Storyboard D: DIAGNOSIS of symptomatic individuals in endemic setting with send-out lab test

Click on Image to Enlarge

The second Storyboard for Use Case 5 is quite similar to Storyboard B. The significant differences include changes to a number of Steps due to the assumption that in an endemic setting, persons involved in the patient care path will wear less PPE (see Steps B, D and L). This remains to be seen, but we wanted to highlight the issues of potential exposure today. Also, in Step A, the person entering the patient journey is not seeking confirmation testing after a triage test but is encountering their first interaction with the healthcare system to seek true diagnostic testing for SARS-CoV-2.

Send-out testing will be necessary for some time to achieve the testing levels desired. Sample collection, packaging, labeling and shipping are challenging, but the large commercial labs have risen to the challenge. Decentralization to provide logistics as pictured in Storyboard C will supplement the send-out scenario. We believe that Storyboards C and D will be operative for some time to come.

We encourage providers to consider the issues surrounding the decrease in PPE we hope to be required as COVID-19 becomes endemic. For instance, as has already been instituted by some companies, Steps A-E can be replaced by home collection of more convenient samples that are picked up by couriers or shipped by the patient to a lab, as is shown in Storyboard I. Eventually, home testing could replace most of these Steps. However, the performance requirements will be difficult to achieve. Our opinion is that false negative results will be very problematic for many of the testing scenarios that use at-home sample collection processes.
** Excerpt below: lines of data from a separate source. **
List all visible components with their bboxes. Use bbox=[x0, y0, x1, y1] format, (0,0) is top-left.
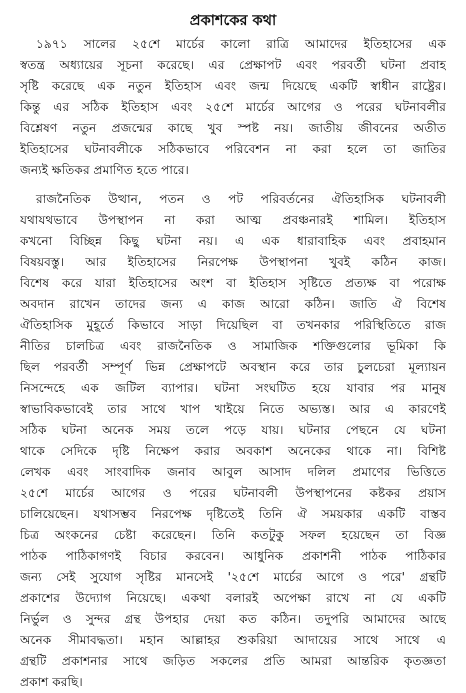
text-line: স্বতন্ত্র অধ্যায়ের সূচনা করেছে। এর প্রেক্ষাপট এবং পরবর্তী ঘটনা প্রবাহ bbox=[20, 58, 446, 72]
text-line: বিশ্লেষণ নতুন প্রজন্মের কাছে খুব স্পষ্ট নয়। জাতীয় জীবনের অতীত bbox=[20, 121, 446, 135]
text-line: লেখক এবং সাংবাদিক জনাব আবুল আসাদ দলিল প্রমাণের ভিত্তিতে bbox=[20, 465, 446, 479]
text-line: নিসন্দেহে এক জটিল ব্যাপার। ঘটনা সংঘটিত হয়ে যাবার পর মানুষ bbox=[20, 381, 446, 395]
text-line: কিন্তু এর সঠিক ইতিহাস এবং ২৫শে মার্চের আগের ও পরের ঘটনাবলীর bbox=[20, 100, 446, 114]
text-line: স্বাভাবিকভাবেই তার সাথে খাপ খাইয়ে নিতে অভ্যস্ত। আর এ কারণেই bbox=[20, 402, 446, 416]
text-line: যথাযথভাবে উপস্থাপন না করা আত্ম প্রবঞ্চনারই শামিল। ইতিহাস bbox=[20, 213, 446, 227]
text-line: প্রকাশ করছি। bbox=[20, 675, 83, 689]
text-line: ঐতিহাসিক মুহূর্তে কিভাবে সাড়া দিয়েছিল বা তখনকার পরিস্থিতিতে রাজ bbox=[20, 318, 446, 332]
text-line: ২৫শে মার্চের আগের ও পরের ঘটনাবলী উপস্থাপনের কষ্টকর প্রয়াস bbox=[20, 486, 446, 500]
text-line: জন্য সেই সুযোগ সৃষ্টির মানসেই '২৫শে মার্চের আগে ও পরে' গ্রন্থটি bbox=[20, 570, 446, 584]
text-line: চিত্র অংকনের চেষ্টা করেছেন। তিনি কতটুকু সফল হয়েছেন তা বিজ্ঞ bbox=[20, 528, 446, 542]
text-line: গ্রন্থটি প্রকাশনার সাথে জড়িত সকলের প্রতি আমরা আন্তরিক কৃতজ্ঞতা bbox=[20, 654, 446, 668]
text-line: থাকে সেদিকে দৃষ্টি নিক্ষেপ করার অবকাশ অনেকের থাকে না। বিশিষ্ট bbox=[20, 444, 446, 458]
text-line: জন্যই ক্ষতিকর প্রমাণিত হতে পারে। bbox=[20, 163, 189, 177]
text-line: পাঠক পাঠিকাগণই বিচার করবেন। আধুনিক প্রকাশনী পাঠক পাঠিকার bbox=[20, 549, 446, 563]
text-line: সঠিক ঘটনা অনেক সময় তলে পড়ে যায়। ঘটনার পেছনে যে ঘটনা bbox=[20, 423, 446, 437]
text-line: রাজনৈতিক উত্থান, পতন ও পট পরিবর্তনের ঐতিহাসিক ঘটনাবলী bbox=[36, 192, 446, 206]
text-line: কখনো বিচ্ছিন্ন কিছু ঘটনা নয়। এ এক ধারাবাহিক এবং প্রবাহমান bbox=[20, 234, 446, 248]
text-line: নির্ভুল ও সুন্দর গ্রন্থ উপহার দেয়া কত কঠিন। তদুপরি আমাদের আছে bbox=[20, 612, 446, 626]
text-line: নীতির চালচিত্র এবং রাজনৈতিক ও সামাজিক শক্তিগুলোর ভূমিকা কি bbox=[20, 339, 446, 353]
text-line: ছিল পরবর্তী সম্পূর্ণ ভিন্ন প্রেক্ষাপটে অবস্থান করে তার চুলচেরা মূল্যায়ন bbox=[20, 360, 446, 374]
text-line: প্রকাশের উদ্যোগ নিয়েছে। একথা বলারই অপেক্ষা রাখে না যে একটি bbox=[20, 591, 446, 605]
text-line: বিষয়বস্তু। আর ইতিহাসের নিরপেক্ষ উপস্থাপনা খুবই কঠিন কাজ। bbox=[20, 255, 446, 269]
text-line: ইতিহাসের ঘটনাবলীকে সঠিকভাবে পরিবেশন না করা হলে তা জাতির bbox=[20, 142, 446, 156]
paragraph-2 bbox=[20, 189, 446, 693]
text-line: চালিয়েছেন। যথাসম্ভব নিরপেক্ষ দৃষ্টিতেই তিনি ঐ সময়কার একটি বাস্তব bbox=[20, 507, 446, 521]
page-title: প্রকাশকের কথা bbox=[189, 13, 277, 29]
text-line: সৃষ্টি করেছে এক নতুন ইতিহাস এবং জন্ম দিয়েছে একটি স্বাধীন রাষ্ট্রের। bbox=[20, 79, 446, 93]
text-line: অবদান রাখেন তাদের জন্য এ কাজ আরো কঠিন। জাতি ঐ বিশেষ bbox=[20, 297, 446, 311]
paragraph-1 bbox=[20, 34, 446, 181]
text-line: অনেক সীমাবদ্ধতা। মহান আল্লাহর শুকরিয়া আদায়ের সাথে সাথে এ bbox=[20, 633, 446, 647]
text-line: ১৯৭১ সালের ২৫শে মার্চের কালো রাত্রি আমাদের ইতিহাসের এক bbox=[36, 37, 446, 51]
text-line: বিশেষ করে যারা ইতিহাসের অংশ বা ইতিহাস সৃষ্টিতে প্রত্যক্ষ বা পরোক্ষ bbox=[20, 276, 446, 290]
The Storyboards are meant to be approximate descriptions of the overall testing ecosystem. They are organized as flow charts containing sites of activity, people involved (e.g., patients, medical practitioners and laboratorians) and pathways for tested individuals, healthcare professionals (or other testers in some cases), sample collection and transport, testing, result generation and information flow. They also show key decisions informed by the test results.

Steps in this Storyboard that are different from Storyboard B are shown with a thick blue outline.

There are three types of “journeys” in the Storyboards: 1) the tested individual’s (usually patient) journey which are shown using green arrows, 2) point-of-care or point-of-use activities which are shown with purple arrows (e.g., sample collection, sometimes testing) and 3) the sample and data journey through a laboratory, which is shown with blue arrows.

The letters that label each step are not meant to indicate an order for the steps, they are simply there to facilitate discussion about the storyboard. Optional steps have a dashed outline, and examples of possible variations in a step are labeled with the same letter followed by differentiating numbers e.g., B1, B2 and B3)

There are a number of clocks and calendars pictured near specific steps to indicate time-consuming steps and those that could vary in total time depending upon the workflow efficiency of the healthcare site and the characteristics of the testing platform (e.g., batch analysis, time to results).